Congratulations! But there’s still work to be done because now you need to decide when to put down your enrollment deposit. The pressure you may feel to send in that deposit and commit to a college can feel overwhelming, but there are several factors to weigh before you do. Here, we’ve gathered experts to answer a number of questions applicants have about the best timing and strategy for enrollment deposits.

Is There an Advantage to Paying Enrollment Early?

Although there is technically no reason you have to pay early, there are a couple of benefits to doing so, according to Nikki Specht, a high school counselor in Philadelphia. “One advantage is definitely peace of mind,” she says. Putting down an enrollment deposit means you’ve finally chosen your future school. “It feels good to send that deposit in and have a final decision made and start planning for the next steps,” she explains. The second reason is more concrete: housing. “Once you put your deposit in, many schools will start to make your dorm assignment, and if you wait until the last minute, you may end up in an undesirable situation.” But be mindful that this is only the case with some schools — others do not tie housing selection to enrollment timing.

Once you put your deposit in, many schools will start to make your dorm assignment, and if you wait until the last minute, you may end up in an undesirable situation.”

– Nikki Specht

Are There Benefits to Waiting to Submit Your Enrollment Deposit?

In general, there’s no upside to waiting to send in your deposit, aside from having a little more time to be certain that the school is the best fit for you. But Specht does reiterate that time is very valuable. If you’re not sure of your decision, she suggests taking full advantage of the time before the enrollment deadline. She says to “do research into programs that you are looking for like internships, study abroad and sports to make sure they are available to you.” If you can, visit the campuses and see how you feel on each campus. You don’t want to find out that you don’t feel comfortable on campus on freshman move-in day, she warns.

Should You Wait for Financial Aid Information Before Making the Deposit?

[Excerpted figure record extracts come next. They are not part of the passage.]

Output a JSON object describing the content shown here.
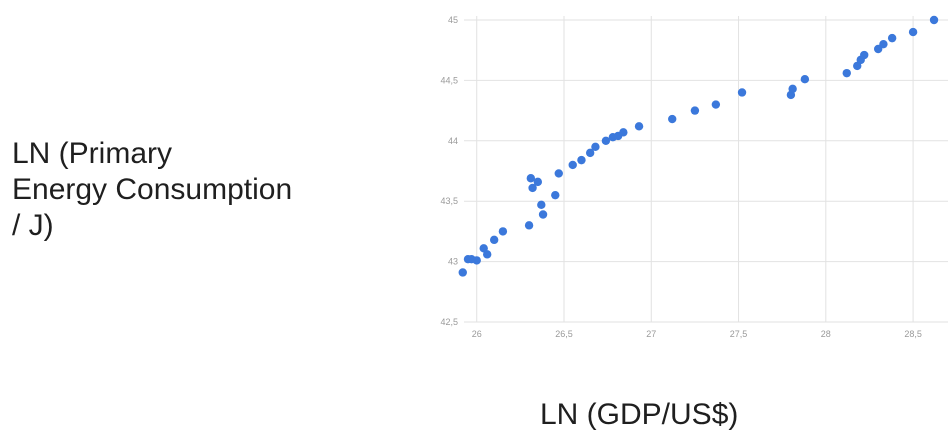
{
  "chart_data": {
    "type": "scatter",
    "title": "",
    "xlabel": "LN (GDP/US$)",
    "ylabel": "LN (Primary\nEnergy Consumption\n/ J)",
    "xlim": [
      25.95,
      28.7
    ],
    "ylim": [
      42.5,
      45
    ],
    "x_ticks": [
      26,
      26.5,
      27,
      27.5,
      28,
      28.5
    ],
    "x_tick_labels": [
      "26",
      "26,5",
      "27",
      "27,5",
      "28",
      "28,5"
    ],
    "y_ticks": [
      42.5,
      43,
      43.5,
      44,
      44.5,
      45
    ],
    "y_tick_labels": [
      "42,5",
      "43",
      "43,5",
      "44",
      "44,5",
      "45"
    ],
    "grid": true,
    "legend": "none",
    "point_color": "#3b78db",
    "grid_color": "#e2e2e2",
    "series": [
      {
        "x": [
          25.92,
          25.95,
          25.97,
          26.0,
          26.04,
          26.06,
          26.1,
          26.15,
          26.3,
          26.32,
          26.35,
          26.31,
          26.37,
          26.38,
          26.45,
          26.47,
          26.55,
          26.6,
          26.65,
          26.68,
          26.74,
          26.78,
          26.81,
          26.84,
          26.93,
          27.12,
          27.25,
          27.37,
          27.52,
          27.8,
          27.81,
          27.88,
          28.12,
          28.18,
          28.2,
          28.22,
          28.3,
          28.33,
          28.38,
          28.5,
          28.62
        ],
        "y": [
          42.91,
          43.02,
          43.02,
          43.01,
          43.11,
          43.06,
          43.18,
          43.25,
          43.3,
          43.61,
          43.66,
          43.69,
          43.47,
          43.39,
          43.55,
          43.73,
          43.8,
          43.84,
          43.9,
          43.95,
          44.0,
          44.03,
          44.04,
          44.07,
          44.12,
          44.18,
          44.25,
          44.3,
          44.4,
          44.38,
          44.43,
          44.51,
          44.56,
          44.62,
          44.67,
          44.71,
          44.76,
          44.8,
          44.85,
          44.9,
          45.0
        ]
      }
    ]
  }
}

Families can feel pressure to put down their enrollment deposit as soon as their child’s been admitted, even before they’ve received their financial aid award letters or asked all of their questions about paying for college. Without a doubt, you should have your financial aid package in hand, as well as answers to your questions, before you send in an enrollment deposit. Since deposits are mostly nonrefundable you want to be certain about your choice — and financial aid is a major factor in being certain for many students.

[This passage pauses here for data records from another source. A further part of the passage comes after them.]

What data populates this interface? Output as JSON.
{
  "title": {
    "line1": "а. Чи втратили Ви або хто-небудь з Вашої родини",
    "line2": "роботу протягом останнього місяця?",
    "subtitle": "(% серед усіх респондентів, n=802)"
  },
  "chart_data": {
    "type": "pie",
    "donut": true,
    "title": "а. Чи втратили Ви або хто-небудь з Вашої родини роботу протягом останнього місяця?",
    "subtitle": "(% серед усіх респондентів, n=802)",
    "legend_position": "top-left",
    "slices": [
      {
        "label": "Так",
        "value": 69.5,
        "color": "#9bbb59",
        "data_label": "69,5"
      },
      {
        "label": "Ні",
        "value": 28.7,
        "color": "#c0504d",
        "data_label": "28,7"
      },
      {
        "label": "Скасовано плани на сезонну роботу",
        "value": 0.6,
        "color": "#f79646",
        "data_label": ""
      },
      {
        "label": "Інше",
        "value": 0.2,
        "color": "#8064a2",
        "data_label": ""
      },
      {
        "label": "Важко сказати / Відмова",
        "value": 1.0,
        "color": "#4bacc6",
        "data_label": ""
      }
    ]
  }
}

Elisia Howard, CEO of College Insights, recommends being proactive when it comes to gathering all the information you need before making that enrollment payment. “If the deadline is approaching and you haven’t received your financial aid packet, you need to call the financial aid office of the university immediately and ask them when you can expect your offer.” This also applies to any outstanding questions you have about your award letter. “Let them know that you cannot make a decision about a school without knowing what you will be expected to pay,” she continues, “and that you will only consider schools that give you offers well before National Decision Day.”

What Should You Do If You Can’t Pay Your Deposit by the Deadline?

If the enrollment deposit deadline is around the corner and you don’t have the money to pay it, you need to take immediate action by reaching out to your school’s admissions and financial aid offices. According to Nikki Bruno, executive director of Student Coaching Services: “If you’ve qualified for certain kinds of financial aid, they might be able to waive or defer [your enrollment deposit].” However, she cautions, “If you wait until after the deadline, they can’t guarantee your spot, and you might end up on a waiting list even though you were already accepted.”

Should You “Double Deposit”?

“Double depositing” means putting down two enrollment deposits at two different colleges. If you have the funds and are undecided about which is your top choice, it’s a tempting option. But, it can also have serious repercussions. Bruno warns, “If the schools find out [that you’ve enrolled in more than one school], and they do talk to each other, your application runs the risk of being rescinded.” Instead, she suggests doing your research to collect whatever information you need to make your final college decision before deposit deadlines roll around.

There’s one exception to the rule, as Bruno points out: “The only time it’s considered 100 percent acceptable to double deposit is if you’re on the waiting list for one school but want to guarantee you’ll go somewhere, so you deposit at your backup school.” If you’re not accepted off the waitlist, your deposit from that school will be returned. The consideration is that if you are accepted off the waitlist and opt to attend that school rather than your backup you may lose the second deposit you submitted.

As with most steps in the college application process, making your enrollment deposit with confidence boils down to having the right information to support your decision. If you’re debating where and when to submit your deposit, give it some more thought, do your research and track down answers to your lingering questions. It’s worth it to make your first official investment in your future an informed choice.